Andrew Steer's picture

Last week Barcelona brilliantly beat Manchester United to become the soccer Champions of Europe.  This week Barcelona hosted delegates at Carbon Expo, the annual jamboree for carbon marketers organized by the World Bank and others.  But sadly, the style, strength, efficiency and confidence shown by Messi, Villa, and Pedro are not much in evidence in global carbon markets today.
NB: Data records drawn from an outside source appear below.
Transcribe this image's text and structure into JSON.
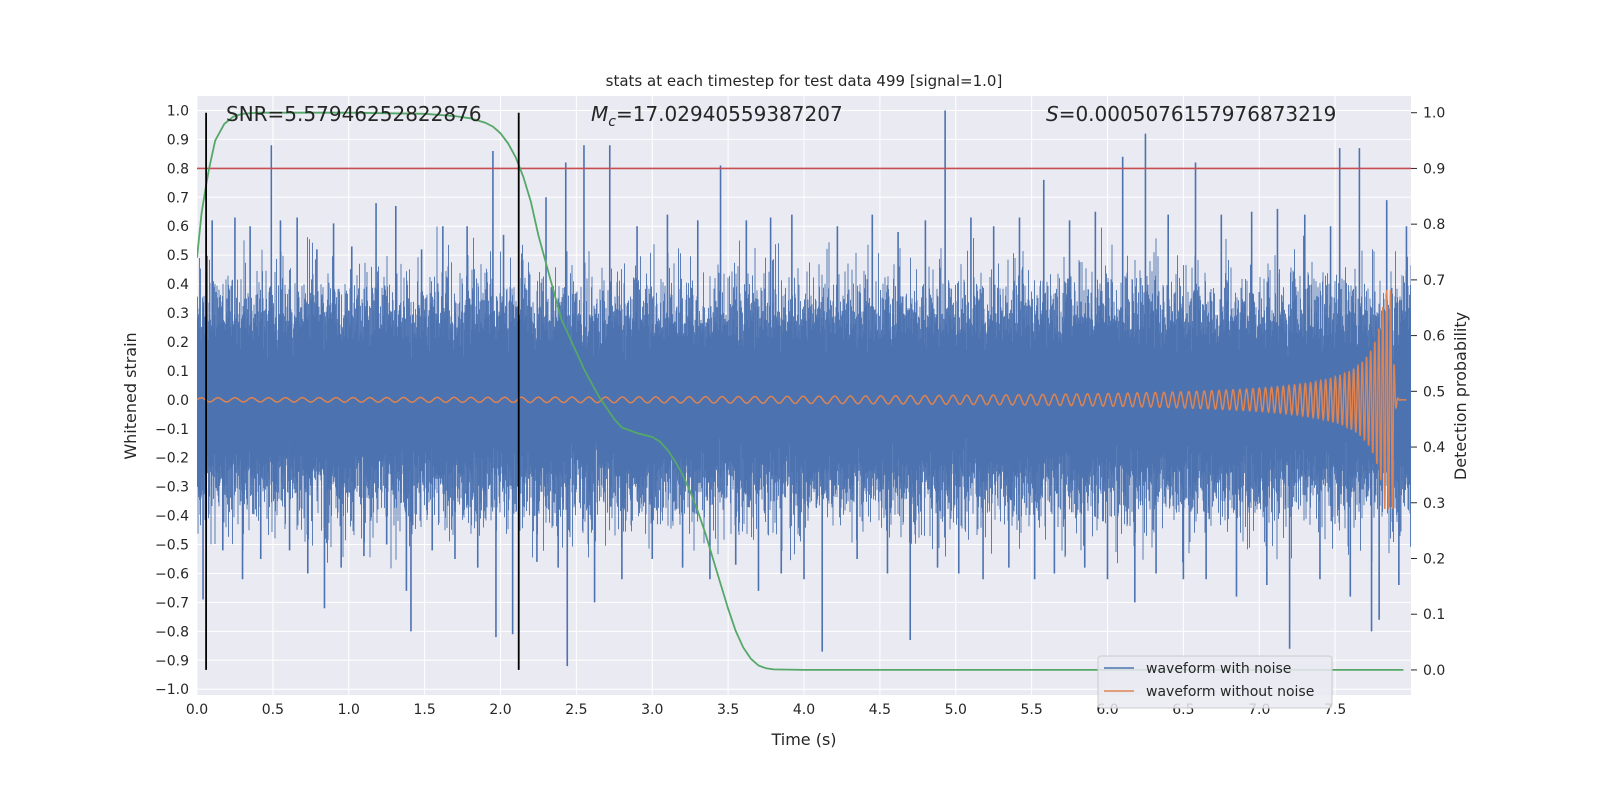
{
  "chart_data": {
    "type": "line",
    "title": "stats at each timestep for test data 499 [signal=1.0]",
    "xlabel": "Time (s)",
    "ylabel": "Whitened strain",
    "ylabel_right": "Detection probability",
    "xlim": [
      0.0,
      8.0
    ],
    "ylim": [
      -1.02,
      1.05
    ],
    "ylim_right": [
      -0.045,
      1.03
    ],
    "x_ticks": [
      "0.0",
      "0.5",
      "1.0",
      "1.5",
      "2.0",
      "2.5",
      "3.0",
      "3.5",
      "4.0",
      "4.5",
      "5.0",
      "5.5",
      "6.0",
      "6.5",
      "7.0",
      "7.5"
    ],
    "y_ticks": [
      "1.0",
      "0.9",
      "0.8",
      "0.7",
      "0.6",
      "0.5",
      "0.4",
      "0.3",
      "0.2",
      "0.1",
      "0.0",
      "−0.1",
      "−0.2",
      "−0.3",
      "−0.4",
      "−0.5",
      "−0.6",
      "−0.7",
      "−0.8",
      "−0.9",
      "−1.0"
    ],
    "y_ticks_right": [
      "1.0",
      "0.9",
      "0.8",
      "0.7",
      "0.6",
      "0.5",
      "0.4",
      "0.3",
      "0.2",
      "0.1",
      "0.0"
    ],
    "annotations": {
      "snr": "SNR=5.57946252822876",
      "mc_symbol": "M",
      "mc_sub": "c",
      "mc_value": "=17.02940559387207",
      "s_symbol": "S",
      "s_value": "=0.0005076157976873219"
    },
    "threshold": {
      "value": 0.9,
      "axis": "right",
      "color": "#c44e52"
    },
    "vertical_markers": [
      0.06,
      2.12
    ],
    "grid": true,
    "legend_position": "lower-right",
    "series": [
      {
        "name": "waveform with noise",
        "color": "#4c72b0",
        "x_range": [
          0.0,
          8.0
        ],
        "typical_envelope": 0.35,
        "peaks": [
          {
            "x": 0.04,
            "y": -0.69
          },
          {
            "x": 0.1,
            "y": 0.62
          },
          {
            "x": 0.17,
            "y": -0.52
          },
          {
            "x": 0.25,
            "y": 0.63
          },
          {
            "x": 0.3,
            "y": -0.62
          },
          {
            "x": 0.35,
            "y": 0.6
          },
          {
            "x": 0.42,
            "y": -0.55
          },
          {
            "x": 0.49,
            "y": 0.88
          },
          {
            "x": 0.55,
            "y": 0.62
          },
          {
            "x": 0.61,
            "y": -0.52
          },
          {
            "x": 0.66,
            "y": 0.63
          },
          {
            "x": 0.73,
            "y": -0.6
          },
          {
            "x": 0.79,
            "y": 0.52
          },
          {
            "x": 0.84,
            "y": -0.72
          },
          {
            "x": 0.9,
            "y": 0.61
          },
          {
            "x": 0.95,
            "y": -0.58
          },
          {
            "x": 1.02,
            "y": 0.53
          },
          {
            "x": 1.1,
            "y": -0.54
          },
          {
            "x": 1.18,
            "y": 0.68
          },
          {
            "x": 1.25,
            "y": -0.5
          },
          {
            "x": 1.31,
            "y": 0.67
          },
          {
            "x": 1.38,
            "y": -0.66
          },
          {
            "x": 1.41,
            "y": -0.8
          },
          {
            "x": 1.48,
            "y": 0.52
          },
          {
            "x": 1.55,
            "y": -0.52
          },
          {
            "x": 1.62,
            "y": 0.6
          },
          {
            "x": 1.7,
            "y": -0.55
          },
          {
            "x": 1.78,
            "y": 0.6
          },
          {
            "x": 1.85,
            "y": -0.58
          },
          {
            "x": 1.95,
            "y": 0.86
          },
          {
            "x": 1.97,
            "y": -0.82
          },
          {
            "x": 2.02,
            "y": 0.57
          },
          {
            "x": 2.08,
            "y": -0.81
          },
          {
            "x": 2.14,
            "y": 0.48
          },
          {
            "x": 2.24,
            "y": -0.56
          },
          {
            "x": 2.3,
            "y": 0.7
          },
          {
            "x": 2.38,
            "y": -0.58
          },
          {
            "x": 2.43,
            "y": 0.82
          },
          {
            "x": 2.44,
            "y": -0.92
          },
          {
            "x": 2.55,
            "y": 0.88
          },
          {
            "x": 2.62,
            "y": -0.7
          },
          {
            "x": 2.72,
            "y": 0.88
          },
          {
            "x": 2.8,
            "y": -0.62
          },
          {
            "x": 2.9,
            "y": 0.6
          },
          {
            "x": 3.0,
            "y": -0.55
          },
          {
            "x": 3.1,
            "y": 0.64
          },
          {
            "x": 3.2,
            "y": -0.58
          },
          {
            "x": 3.3,
            "y": 0.62
          },
          {
            "x": 3.38,
            "y": -0.62
          },
          {
            "x": 3.45,
            "y": 0.81
          },
          {
            "x": 3.55,
            "y": -0.57
          },
          {
            "x": 3.62,
            "y": 0.62
          },
          {
            "x": 3.7,
            "y": -0.66
          },
          {
            "x": 3.78,
            "y": 0.63
          },
          {
            "x": 3.85,
            "y": -0.6
          },
          {
            "x": 3.92,
            "y": 0.64
          },
          {
            "x": 4.0,
            "y": -0.62
          },
          {
            "x": 4.12,
            "y": -0.87
          },
          {
            "x": 4.22,
            "y": 0.6
          },
          {
            "x": 4.35,
            "y": -0.55
          },
          {
            "x": 4.45,
            "y": 0.64
          },
          {
            "x": 4.55,
            "y": -0.6
          },
          {
            "x": 4.62,
            "y": 0.58
          },
          {
            "x": 4.7,
            "y": -0.83
          },
          {
            "x": 4.8,
            "y": 0.62
          },
          {
            "x": 4.88,
            "y": -0.58
          },
          {
            "x": 4.93,
            "y": 1.0
          },
          {
            "x": 5.02,
            "y": -0.6
          },
          {
            "x": 5.1,
            "y": 0.63
          },
          {
            "x": 5.18,
            "y": -0.62
          },
          {
            "x": 5.25,
            "y": 0.6
          },
          {
            "x": 5.35,
            "y": -0.58
          },
          {
            "x": 5.42,
            "y": 0.63
          },
          {
            "x": 5.52,
            "y": -0.62
          },
          {
            "x": 5.58,
            "y": 0.76
          },
          {
            "x": 5.65,
            "y": -0.6
          },
          {
            "x": 5.75,
            "y": 0.62
          },
          {
            "x": 5.85,
            "y": -0.58
          },
          {
            "x": 5.92,
            "y": 0.65
          },
          {
            "x": 6.0,
            "y": -0.62
          },
          {
            "x": 6.1,
            "y": 0.84
          },
          {
            "x": 6.18,
            "y": -0.7
          },
          {
            "x": 6.25,
            "y": 0.92
          },
          {
            "x": 6.32,
            "y": -0.6
          },
          {
            "x": 6.4,
            "y": 0.64
          },
          {
            "x": 6.5,
            "y": -0.62
          },
          {
            "x": 6.58,
            "y": 0.82
          },
          {
            "x": 6.65,
            "y": -0.62
          },
          {
            "x": 6.75,
            "y": 0.64
          },
          {
            "x": 6.85,
            "y": -0.68
          },
          {
            "x": 6.95,
            "y": 0.65
          },
          {
            "x": 7.05,
            "y": -0.64
          },
          {
            "x": 7.12,
            "y": 0.66
          },
          {
            "x": 7.2,
            "y": -0.86
          },
          {
            "x": 7.3,
            "y": 0.64
          },
          {
            "x": 7.4,
            "y": -0.62
          },
          {
            "x": 7.47,
            "y": 0.6
          },
          {
            "x": 7.53,
            "y": 0.87
          },
          {
            "x": 7.6,
            "y": -0.68
          },
          {
            "x": 7.66,
            "y": 0.87
          },
          {
            "x": 7.74,
            "y": -0.8
          },
          {
            "x": 7.79,
            "y": -0.76
          },
          {
            "x": 7.84,
            "y": 0.69
          },
          {
            "x": 7.92,
            "y": -0.64
          },
          {
            "x": 7.97,
            "y": 0.6
          }
        ]
      },
      {
        "name": "waveform without noise",
        "color": "#dd8452",
        "kind": "chirp",
        "x_range": [
          0.0,
          7.97
        ],
        "ringdown_end": 7.88,
        "peak_amplitude": 0.38,
        "start_amplitude": 0.007,
        "start_frequency_hz": 9,
        "end_frequency_hz": 40
      },
      {
        "name": "detection probability",
        "axis": "right",
        "color": "#55a868",
        "x": [
          0.0,
          0.03,
          0.06,
          0.08,
          0.12,
          0.18,
          0.24,
          0.3,
          0.4,
          0.6,
          1.0,
          1.5,
          1.7,
          1.8,
          1.9,
          1.95,
          2.0,
          2.05,
          2.1,
          2.15,
          2.2,
          2.25,
          2.3,
          2.35,
          2.4,
          2.45,
          2.5,
          2.55,
          2.6,
          2.65,
          2.7,
          2.75,
          2.8,
          2.9,
          3.0,
          3.05,
          3.1,
          3.15,
          3.2,
          3.25,
          3.3,
          3.35,
          3.4,
          3.45,
          3.5,
          3.55,
          3.6,
          3.65,
          3.7,
          3.75,
          3.8,
          4.0,
          5.0,
          6.0,
          7.0,
          7.95
        ],
        "y": [
          0.74,
          0.82,
          0.87,
          0.9,
          0.95,
          0.98,
          0.993,
          0.998,
          1.0,
          1.0,
          1.0,
          0.998,
          0.994,
          0.99,
          0.982,
          0.975,
          0.963,
          0.945,
          0.92,
          0.885,
          0.84,
          0.78,
          0.73,
          0.68,
          0.63,
          0.6,
          0.57,
          0.54,
          0.515,
          0.49,
          0.47,
          0.45,
          0.435,
          0.425,
          0.418,
          0.41,
          0.395,
          0.375,
          0.35,
          0.32,
          0.285,
          0.245,
          0.2,
          0.155,
          0.11,
          0.07,
          0.04,
          0.02,
          0.008,
          0.003,
          0.001,
          0.0,
          0.0,
          0.0,
          0.0,
          0.0
        ]
      }
    ]
  }
}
More like my old fourth division club, Bexley United, which I believe has now ceased to exist.

  • There’s certainly a lot to be gloomy about in the world of carbon trading over the past year:
  • The overall size of the market worldwide shrank for the first time ever in 2010
  • The primary CDM market (Clean Development Mechanism) – the principal window of carbon markets to the developing world – fell another 46% to $1.5 billion, down from $7.4 billion in 2005, and the lowest since trading began in 2005.
  • Legislative disappointments in the USA, Australia and Japan, and the market have now become even more concentrated, with well over 90% of trades originating in Europe.
  • Serious irregularities and fraud in the European Trading System (ETS), and suspicions of monkey business in some CDM HFC (Hydrofluorocarbon) transactions.  

Above all, confidence in the post 2012 market, when the first Kyoto Protocol Commitment period comes to an end, is on the floor, and thus demand for post-2012 deliveries is close to zero.

These points are all documented in the Bank’s new State of Carbon Markets Report, 2011 launched this week. And yet 3,000 people turned up at the Carbon Expo this week, and seemed to doing deals and having a good time. Is there anything positive out there? Yes, actually.

First, the overall size of the market was still $142 billion, no small change, although overwhelmingly concentrated within the European Trading System.